Results. Thirty percent, 50% and 70% porous ceramics had better radiographic fusion scores than the autograft at 3 and 6 months. Incidence of ceramic fracture did not increase with porosity and was equivalent to the collapse of autograft, although ceramics maintained disc height when fracture occurred. No statistically significant differences were found between autograft and the porous ceramics with biomechanical testing and peri-implant bone mineral density values as measured by dual energy x-ray absorptiometry. At 3 months, histologic analysis showed a union rate of 0% for autograft and 30% porous ceramic, 67% for 50% porous ceramic, and 83% for 70% porous ceramic. At 6 months, the union rate was 67% for the 30%, 50%, and 70% porous ceramics and 50% for autograft.

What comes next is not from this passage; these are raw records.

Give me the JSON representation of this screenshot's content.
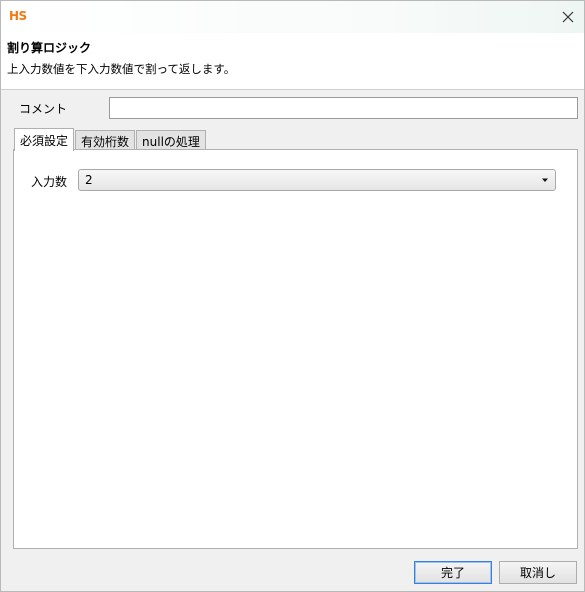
{
  "window": {
    "app_logo": "HS"
  },
  "header": {
    "title": "割り算ロジック",
    "description": "上入力数値を下入力数値で割って返します。"
  },
  "comment": {
    "label": "コメント",
    "value": ""
  },
  "tabs": [
    {
      "label": "必須設定",
      "active": true
    },
    {
      "label": "有効桁数",
      "active": false
    },
    {
      "label": "nullの処理",
      "active": false
    }
  ],
  "required_settings": {
    "input_count_label": "入力数",
    "input_count_value": "2"
  },
  "buttons": {
    "ok_label": "完了",
    "cancel_label": "取消し"
  },
  "colors": {
    "logo": "#f07a16",
    "primary_button_border": "#3c7fd6"
  },
  "icons": {
    "close": "close-icon",
    "dropdown": "chevron-down-icon"
  }
}
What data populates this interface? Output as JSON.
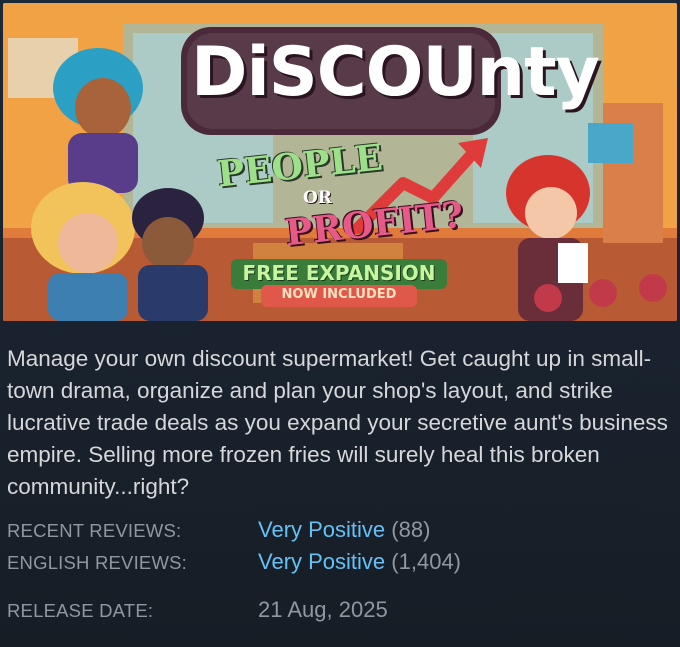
{
  "capsule": {
    "logo_text": "DiSCOUnty",
    "tagline_top": "PEOPLE",
    "tagline_mid": "OR",
    "tagline_bottom": "PROFIT?",
    "badge_line1": "FREE EXPANSION",
    "badge_line2": "NOW INCLUDED"
  },
  "description": "Manage your own discount supermarket! Get caught up in small-town drama, organize and plan your shop's layout, and strike lucrative trade deals as you expand your secretive aunt's business empire. Selling more frozen fries will surely heal this broken community...right?",
  "reviews": {
    "recent_label": "RECENT REVIEWS:",
    "recent_summary": "Very Positive",
    "recent_count": "(88)",
    "english_label": "ENGLISH REVIEWS:",
    "english_summary": "Very Positive",
    "english_count": "(1,404)"
  },
  "release": {
    "label": "RELEASE DATE:",
    "date": "21 Aug, 2025"
  },
  "colors": {
    "background": "#1b2838",
    "positive": "#66c0f4",
    "label": "#8f98a0",
    "text": "#d6d7d8"
  }
}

Conclusions. Thirty percent, 50%, and 70% porous ceramics performed equal to or better than autogenous bone after 3 and 6 months. There may be promise for the use of 50/50 hydroxyapatite/β-tricalcium phosphate in spine surgery as the need to harvest autograft from the iliac crest is obviated, and complications and cost associated with the harvest are avoided.